Temporary neurogenic ptosis can be caused by inadvertent diffusion of botulinum toxin into the levator muscle complex following therapeutic injection in the forehead or orbital region. The resultant ptosis usually resolves after several weeks.

Myasthenia gravis

MG is an autoimmune disorder in which autoantibodies attack the acetylcholine receptors of the neuromuscular junction. The disease is most often generalized and systemic. Approximately 10% of patients with generalized MG have an associated thymoma; thus, chest computed tomography (CT) should be considered for all patients with MG to rule out this lesion. Surgical thymectomy results in clinical improvement in 75% of cases of generalized MG and complete remission in 35% of cases. Early manifestations of MG are often ophthalmic, with ptosis being the most common presenting sign; diplopia is often present as well. When the effects of MG are isolated to the periocular musculature, the condition is called ocular myasthenia gravis. Marked variability in the degree of ptosis during the day and complaints of diplopia should suggest ocular MG. Other autoimmune disorders may occur in myasthenic patients.

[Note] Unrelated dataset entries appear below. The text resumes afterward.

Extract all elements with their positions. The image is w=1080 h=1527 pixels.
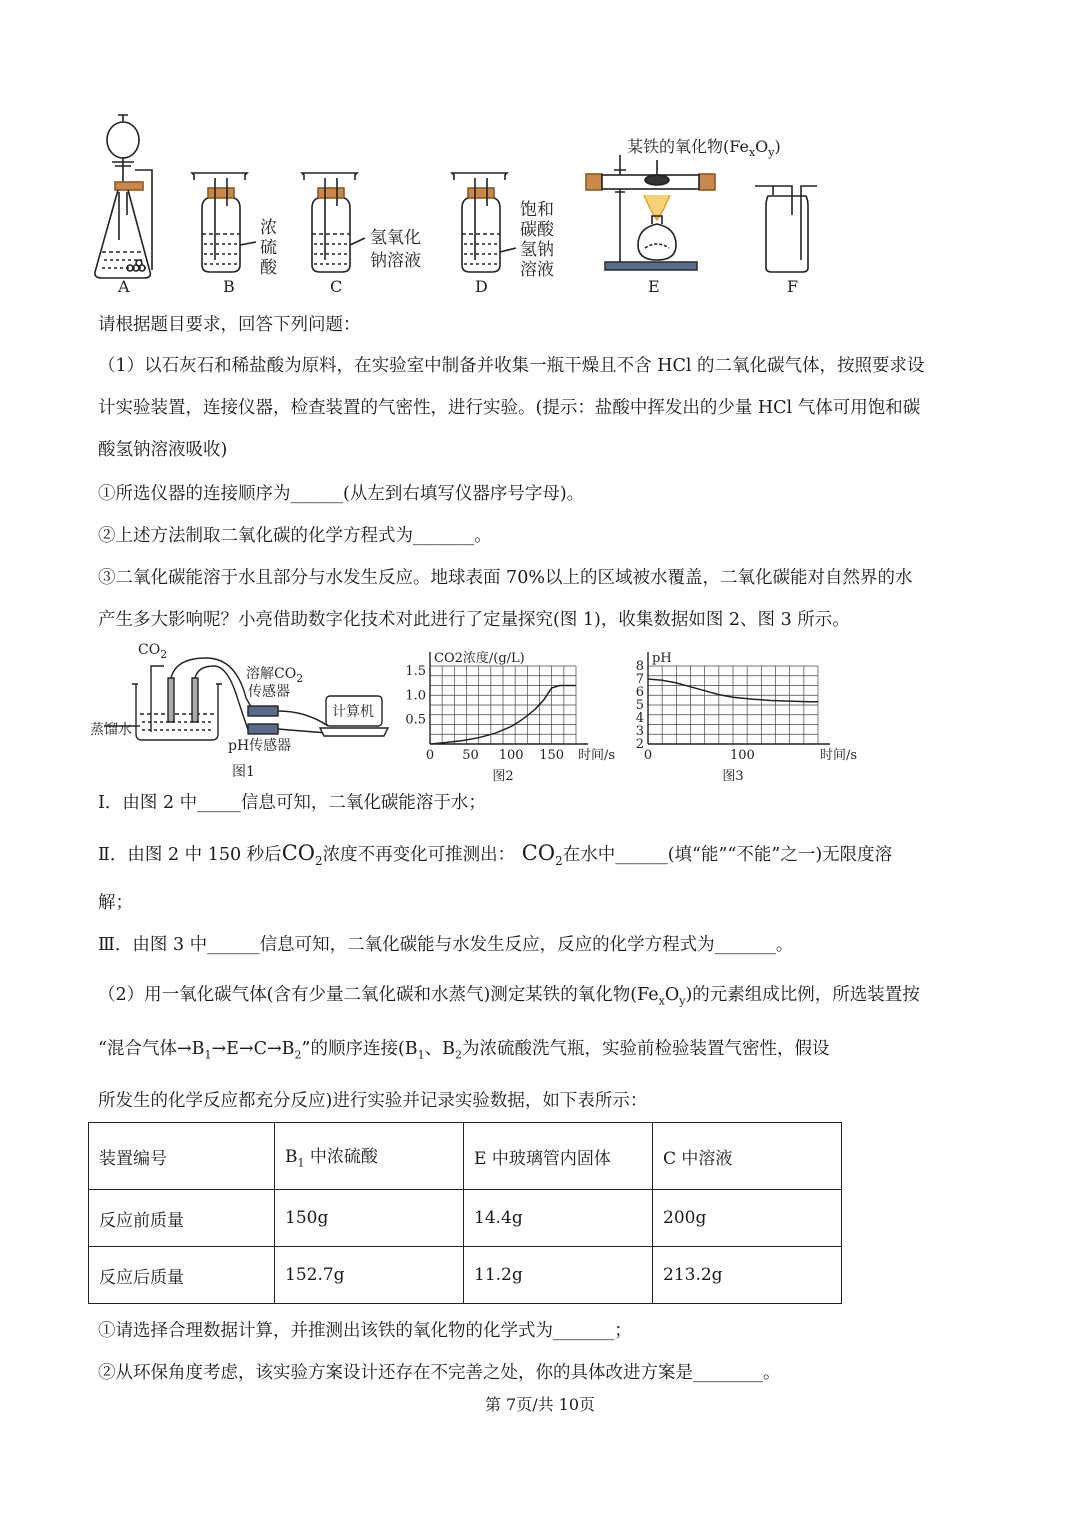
table-cell: 152.7g [275,1247,464,1304]
x-tick-label: 100 [730,748,755,763]
table-cell: 200g [653,1190,842,1247]
svg-text:C: C [330,277,343,296]
x-axis-label: 时间/s [578,748,616,763]
q2-part2: ②从环保角度考虑，该实验方案设计还存在不完善之处，你的具体改进方案是________。 [98,1363,781,1383]
q1-line-c: 酸氢钠溶液吸收) [98,440,228,460]
x-axis-label: 时间/s [820,748,858,763]
table-cell: 213.2g [653,1247,842,1304]
y-tick-label: 5 [635,698,644,713]
x-tick-label: 0 [643,748,653,763]
x-tick-label: 150 [539,748,565,763]
svg-text:E: E [648,277,660,296]
y-tick-label: 1.0 [405,688,426,704]
chart-caption: 图3 [722,769,744,784]
q1-line-a: （1）以石灰石和稀盐酸为原料，在实验室中制备并收集一瓶干燥且不含 HCl 的二氧化碳气体，按照要求设 [98,356,925,376]
roman-3: Ⅲ．由图 3 中______信息可知，二氧化碳能与水发生反应，反应的化学方程式为_______。 [98,935,794,955]
svg-text:A: A [118,277,130,296]
svg-text:溶液: 溶液 [520,260,554,280]
q1-part3-b: 产生多大影响呢？小亮借助数字化技术对此进行了定量探究(图 1)，收集数据如图 2、图 3 所示。 [98,610,850,630]
apparatus-a [95,115,152,278]
y-tick-label: 2 [635,737,644,752]
svg-text:酸: 酸 [260,258,277,278]
table-header: 装置编号 [89,1123,275,1190]
y-tick-label: 3 [635,724,644,739]
fig1-water-label: 蒸馏水 [90,722,132,738]
apparatus-letters [117,277,798,296]
y-tick-label: 6 [635,685,644,700]
page-footer: 第 7页/共 10页 [484,1395,596,1414]
fig1-caption: 图1 [232,764,255,780]
table-cell: 150g [275,1190,464,1247]
svg-text:氢钠: 氢钠 [520,240,554,260]
y-tick-label: 0.5 [405,712,426,728]
table-cell: 反应前质量 [89,1190,275,1247]
y-axis-label: pH [652,651,672,666]
svg-text:饱和: 饱和 [520,200,554,220]
y-axis-label: CO2浓度/(g/L) [434,651,525,666]
apparatus-f [755,186,817,272]
x-tick-label: 100 [498,748,524,763]
apparatus-figure [90,100,830,300]
q2-part1: ①请选择合理数据计算，并推测出该铁的氧化物的化学式为_______； [98,1321,632,1341]
co2-tube [151,666,164,674]
q1-part1: ①所选仪器的连接顺序为______(从左到右填写仪器序号字母)。 [98,484,585,504]
table-row [89,1247,842,1304]
co2-formula-1: $CO_2$ [281,841,323,869]
figure-3-chart [628,638,858,784]
q2-a2-text: )的元素组成比例，所选装置按 [685,985,920,1005]
q2-a-text: （2）用一氧化碳气体(含有少量二氧化碳和水蒸气)测定某铁的氧化物( [98,985,638,1005]
fig1-computer-label: 计算机 [332,704,374,720]
roman-2-b: 浓度不再变化可推测出： [322,845,516,865]
y-tick-label: 8 [635,659,644,674]
c-reagent-label-2: 钠溶液 [370,251,421,271]
figure-2-chart [400,638,615,783]
table-header: E 中玻璃管内固体 [464,1123,653,1190]
table-cell: 反应后质量 [89,1247,275,1304]
roman-2-d: 解； [98,893,133,913]
svg-text:硫: 硫 [260,238,277,258]
table-cell: 14.4g [464,1190,653,1247]
y-tick-label: 7 [635,672,644,687]
roman-2-a: Ⅱ．由图 2 中 150 秒后 [98,845,282,865]
q1-part2: ②上述方法制取二氧化碳的化学方程式为_______。 [98,526,492,546]
apparatus-c [302,173,365,272]
apparatus-d [452,173,516,272]
roman-2-line [98,841,892,873]
data-table [88,1122,842,1304]
x-tick-label: 0 [425,748,435,763]
svg-text:浓: 浓 [260,218,277,238]
table-header: $B_1$ 中浓硫酸 [275,1123,464,1190]
svg-text:D: D [475,277,488,296]
fig1-sensor1-label-2: 传感器 [248,684,290,700]
q2-line-b: “混合气体$\to B_1\to E\to C\to B_2$”的顺序连接($B_1$、$B_2$为浓硫酸洗气瓶，实验前检验装置气密性，假设 [98,1039,830,1062]
co2-formula-2: $CO_2$ [515,841,563,869]
svg-text:碳酸: 碳酸 [520,220,554,240]
svg-text:B: B [223,277,235,296]
apparatus-b [192,173,256,272]
c-reagent-label: 氢氧化 [370,228,421,248]
table-row [89,1190,842,1247]
apparatus-e [586,155,715,270]
table-cell: 11.2g [464,1247,653,1304]
b-reagent-label [260,218,278,278]
fig1-sensor1-label: 溶解$CO_2$ [246,666,304,685]
fexoy-formula: $Fe_xO_y$ [637,985,686,1008]
q2-line-c: 所发生的化学反应都充分反应)进行实验并记录实验数据，如下表所示： [98,1091,648,1111]
table-header-row [89,1123,842,1190]
table-header: C 中溶液 [653,1123,842,1190]
d-reagent-label [520,200,555,280]
roman-2-c: 在水中______(填“能”“不能”之一)无限度溶 [562,845,893,865]
y-tick-label: 4 [635,711,644,726]
x-tick-label: 50 [462,748,479,763]
intro-text: 请根据题目要求，回答下列问题： [98,315,361,335]
chart-caption: 图2 [492,769,514,784]
y-tick-label: 1.5 [405,663,426,679]
roman-1: Ⅰ．由图 2 中_____信息可知，二氧化碳能溶于水； [98,793,486,813]
q2-line-a [98,983,920,1014]
fig1-co2-label: $CO_2$ [138,642,168,661]
e-caption: 某铁的氧化物$(Fe_xO_y)$ [627,137,781,159]
fig1-sensor2-label: pH传感器 [228,738,292,754]
svg-text:F: F [787,277,799,296]
q1-line-b: 计实验装置，连接仪器，检查装置的气密性，进行实验。(提示：盐酸中挥发出的少量 HCl 气体可用饱和碳 [98,398,921,418]
figure-1 [90,638,396,783]
q1-part3-a: ③二氧化碳能溶于水且部分与水发生反应。地球表面 70%以上的区域被水覆盖，二氧化碳能对自然界的水 [98,568,913,588]
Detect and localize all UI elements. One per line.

No single test for MG will detect all cases. Neuro-ophthalmologic consultation is useful in the evaluation and treatment of MG. Surgical treatment of ptosis should be delayed until medical management of MG is maximized. Because of the variability of levator function, frontalis suspension may be considered. See BCSC Section 5, Neuro-Ophthalmology, for further discussion.

• Gilbert ME, Savino PJ. Ocular myasthenia gravis. Int Ophthalmol Clin. 2007;47(4):93–103, ix.